Hardware Interrupts

Versal ACAP Technical Reference Manual (AM011)

Document ID
AM011
Release Date
2022-04-26
Revision
1.4 English

The controller supports several types of interrupts.

Shared peripheral interrupt
Shared peripheral interrupts (SPIs) are peripheral interrupts that can be routed to a specific processor core that can handle the interrupt or a core that is configured to receive this type of interrupt. These interrupts can be group 0 or group 1, and can be either wire-based or message-based.
Private peripheral interrupt
Private peripheral interrupts (PPIs) target a single specific processor core and are independent for each core in the APU cluster. These interrupts are used when the peripherals are tightly coupled to a particular core, can be group 0 or group 1, and are only wire-based. All PPI interrupts are level sensitive.
  • PPI#22 – DCC interrupt
  • PPI#23 – PMU interrupt (performance monitor unit)
  • PPI#24 – CTI interrupt
  • PPI#25 – Virtual maintenance interface
  • PPI#26 – Hypervisor timer
  • PPI#27 – Virtual timer
  • PPI#28 – Legacy PL FIQ
  • PPI#29 – Secure physical timer interrupt
  • PPI#30 – Non-secure physical timer interrupt
  • PPI#31 – Legacy PL IRQ
Software generated interrupts
Software generated interrupts (SGIs) are inter-processor interrupts.

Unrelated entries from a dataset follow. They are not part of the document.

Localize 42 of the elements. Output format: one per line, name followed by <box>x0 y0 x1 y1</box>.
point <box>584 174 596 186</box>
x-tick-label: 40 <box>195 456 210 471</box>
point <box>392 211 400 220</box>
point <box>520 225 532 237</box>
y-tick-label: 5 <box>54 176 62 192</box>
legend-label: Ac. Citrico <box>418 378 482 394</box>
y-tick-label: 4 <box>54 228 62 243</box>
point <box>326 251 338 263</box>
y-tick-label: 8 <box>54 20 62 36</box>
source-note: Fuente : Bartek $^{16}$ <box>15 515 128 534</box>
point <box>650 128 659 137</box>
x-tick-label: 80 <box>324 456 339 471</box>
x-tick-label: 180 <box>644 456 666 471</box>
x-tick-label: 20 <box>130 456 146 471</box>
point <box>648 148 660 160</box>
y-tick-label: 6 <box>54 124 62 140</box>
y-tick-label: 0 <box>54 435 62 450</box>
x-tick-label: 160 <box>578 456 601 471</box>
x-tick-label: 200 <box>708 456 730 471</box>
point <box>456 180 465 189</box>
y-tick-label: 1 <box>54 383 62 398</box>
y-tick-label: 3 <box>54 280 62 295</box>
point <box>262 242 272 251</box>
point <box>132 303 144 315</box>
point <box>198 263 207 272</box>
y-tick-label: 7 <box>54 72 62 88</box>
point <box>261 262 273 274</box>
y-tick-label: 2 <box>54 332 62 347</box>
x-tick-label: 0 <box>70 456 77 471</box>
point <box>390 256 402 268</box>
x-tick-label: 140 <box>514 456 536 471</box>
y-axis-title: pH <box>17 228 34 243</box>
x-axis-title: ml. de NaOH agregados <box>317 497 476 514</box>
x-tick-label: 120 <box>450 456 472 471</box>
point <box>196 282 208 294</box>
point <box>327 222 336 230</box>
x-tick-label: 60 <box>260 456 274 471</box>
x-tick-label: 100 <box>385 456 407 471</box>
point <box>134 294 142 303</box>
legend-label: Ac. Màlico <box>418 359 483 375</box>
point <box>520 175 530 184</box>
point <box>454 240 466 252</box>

SGIs can be generated by writing to the software generated interrupt register ( GICD_SGIR ). There are 16 SGIs available for each processor in the MPCore. These interrupts have no effect on the hardware.
Locality-specific peripheral interrupts for virtualization
Locality-specific peripheral interrupts (LPIs) are targeted peripheral interrupts that are routed to a specific processor in the MPCore. LPIs can only be non-secure group 1 interrupts and only with edge-triggered behavior. These interrupts are generated by a peripheral writing to a memory-mapped register in the GIC-500 interrupt controller and, consequently, are only message-based interrupts. The GIC-500 supports up to 56k LPIs. The cache size for frequently occurring MSI/MSI-x is 64 entries. The device ID is delivered to the GIC via the AWUSER bits.